Honorable Mention in the category « Reflections (Water, Windows...) »
Since ancient times, reflections have occupied a strange and sacred place in human imagination. In many cultures, they were seen as more than surface echoes—they were messengers from other realms, vessels of the soul, or fragile boundaries between the real and the otherworldly. From mythological tales of enchanted mirrors to superstitions warning against broken glass, reflections have always been treated with a mixture of awe and caution.
This series emerges from that timeless fascination. But instead of literal mythology, I explore how reflections function today - not only in glass and water, but in our perception itself. Working solely in black and white, I remove the distraction of color and lean into distortion, ambiguity, and atmosphere. What is captured here are not just mirrored surfaces, but altered realities-moments where the ordinary becomes unfamiliar.

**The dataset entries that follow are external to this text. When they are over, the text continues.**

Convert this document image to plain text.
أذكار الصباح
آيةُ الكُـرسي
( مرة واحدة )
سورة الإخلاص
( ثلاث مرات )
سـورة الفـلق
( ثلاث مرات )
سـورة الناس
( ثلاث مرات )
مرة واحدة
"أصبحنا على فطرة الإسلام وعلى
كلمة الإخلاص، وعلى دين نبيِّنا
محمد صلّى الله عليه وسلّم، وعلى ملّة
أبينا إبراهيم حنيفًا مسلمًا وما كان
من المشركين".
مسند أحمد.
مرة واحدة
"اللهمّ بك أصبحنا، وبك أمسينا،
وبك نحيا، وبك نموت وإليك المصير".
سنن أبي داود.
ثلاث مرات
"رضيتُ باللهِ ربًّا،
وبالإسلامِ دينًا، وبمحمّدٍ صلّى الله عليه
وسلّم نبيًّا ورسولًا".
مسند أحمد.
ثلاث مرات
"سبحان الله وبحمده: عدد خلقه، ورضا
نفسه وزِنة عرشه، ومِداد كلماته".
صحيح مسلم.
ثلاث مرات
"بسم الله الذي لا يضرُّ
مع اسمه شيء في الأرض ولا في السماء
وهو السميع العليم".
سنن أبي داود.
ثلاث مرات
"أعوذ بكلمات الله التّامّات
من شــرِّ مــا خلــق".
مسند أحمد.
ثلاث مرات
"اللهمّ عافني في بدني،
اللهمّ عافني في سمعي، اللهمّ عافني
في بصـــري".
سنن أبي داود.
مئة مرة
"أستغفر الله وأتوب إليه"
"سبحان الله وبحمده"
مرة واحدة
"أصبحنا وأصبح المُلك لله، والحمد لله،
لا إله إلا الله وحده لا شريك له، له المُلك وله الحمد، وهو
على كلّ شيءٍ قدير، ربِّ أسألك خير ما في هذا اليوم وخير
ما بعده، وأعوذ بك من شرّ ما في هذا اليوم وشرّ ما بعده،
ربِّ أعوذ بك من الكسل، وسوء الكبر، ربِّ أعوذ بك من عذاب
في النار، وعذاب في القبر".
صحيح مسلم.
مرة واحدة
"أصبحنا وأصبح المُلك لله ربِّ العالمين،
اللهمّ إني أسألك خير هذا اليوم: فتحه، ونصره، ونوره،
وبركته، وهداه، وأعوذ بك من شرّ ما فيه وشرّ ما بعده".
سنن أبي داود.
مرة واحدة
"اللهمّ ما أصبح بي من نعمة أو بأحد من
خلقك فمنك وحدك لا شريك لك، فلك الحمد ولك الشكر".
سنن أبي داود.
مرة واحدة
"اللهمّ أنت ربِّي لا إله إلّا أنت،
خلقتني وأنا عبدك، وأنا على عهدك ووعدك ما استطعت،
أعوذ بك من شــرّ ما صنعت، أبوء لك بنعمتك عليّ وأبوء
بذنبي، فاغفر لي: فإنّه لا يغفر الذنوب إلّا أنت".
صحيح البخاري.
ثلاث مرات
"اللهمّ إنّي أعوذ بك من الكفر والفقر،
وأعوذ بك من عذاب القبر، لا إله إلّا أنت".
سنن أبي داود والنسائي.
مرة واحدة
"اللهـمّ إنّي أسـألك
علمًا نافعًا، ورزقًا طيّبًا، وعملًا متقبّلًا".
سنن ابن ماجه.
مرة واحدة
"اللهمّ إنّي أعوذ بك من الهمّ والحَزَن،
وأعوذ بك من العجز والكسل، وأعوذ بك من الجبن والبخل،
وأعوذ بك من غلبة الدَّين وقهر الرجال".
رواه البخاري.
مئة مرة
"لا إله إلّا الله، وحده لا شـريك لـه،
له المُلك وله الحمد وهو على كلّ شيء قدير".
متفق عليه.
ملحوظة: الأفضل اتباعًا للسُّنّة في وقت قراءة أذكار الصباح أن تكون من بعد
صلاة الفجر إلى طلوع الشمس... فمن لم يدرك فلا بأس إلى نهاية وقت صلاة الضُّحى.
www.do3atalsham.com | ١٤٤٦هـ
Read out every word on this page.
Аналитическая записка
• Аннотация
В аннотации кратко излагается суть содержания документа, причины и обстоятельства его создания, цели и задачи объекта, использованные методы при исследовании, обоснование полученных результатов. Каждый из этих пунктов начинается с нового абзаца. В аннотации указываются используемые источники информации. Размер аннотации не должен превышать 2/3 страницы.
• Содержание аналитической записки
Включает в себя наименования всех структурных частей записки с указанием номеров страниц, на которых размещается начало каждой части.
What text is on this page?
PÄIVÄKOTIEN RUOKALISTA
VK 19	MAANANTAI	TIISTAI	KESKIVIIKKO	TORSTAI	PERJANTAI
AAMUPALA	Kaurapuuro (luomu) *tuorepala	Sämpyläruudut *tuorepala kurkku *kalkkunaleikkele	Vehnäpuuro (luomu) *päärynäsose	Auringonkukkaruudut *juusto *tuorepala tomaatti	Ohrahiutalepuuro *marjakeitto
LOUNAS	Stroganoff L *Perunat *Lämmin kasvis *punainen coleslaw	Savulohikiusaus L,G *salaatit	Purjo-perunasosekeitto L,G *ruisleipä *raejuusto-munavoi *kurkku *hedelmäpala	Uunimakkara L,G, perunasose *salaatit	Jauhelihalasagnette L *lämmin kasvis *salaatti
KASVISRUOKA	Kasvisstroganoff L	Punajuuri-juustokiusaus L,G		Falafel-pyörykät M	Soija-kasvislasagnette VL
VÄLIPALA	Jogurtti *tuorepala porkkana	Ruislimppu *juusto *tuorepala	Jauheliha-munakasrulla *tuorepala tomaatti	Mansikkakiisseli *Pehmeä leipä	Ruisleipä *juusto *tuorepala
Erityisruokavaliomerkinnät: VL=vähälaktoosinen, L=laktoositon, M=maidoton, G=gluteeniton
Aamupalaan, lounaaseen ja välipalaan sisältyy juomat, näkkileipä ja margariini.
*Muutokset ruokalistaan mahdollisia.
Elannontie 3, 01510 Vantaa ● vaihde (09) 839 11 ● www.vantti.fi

There’s a Surrealist undercurrent running through this project. Like the Surrealists, I am drawn to the tension between reality and dream, the visible and the imagined. Reflections displace logic. They bend space, reverse time, collapse inside and outside. They allow the world to be both present and elusive, just as dreams often do. Each image in this series plays with that tension: asking not just "what is this?", but "what could it be?"
To me, reflections are not about clarity - they are about discovery. When someone recognizes something in a reflection, they often project part of themselves into it. That moment of recognition reveals something deeply personal, even if the source is external. What we see in these mirrored surfaces might not be what others see. And that, perhaps, is where the surreal begins - not in fantasy, but in the subtle dissonance between shared reality and private perception.
This series invites the viewer to slow down, to notice, and to consider that what is “unseen” is not always hidden—it may simply be waiting for the right kind of attention.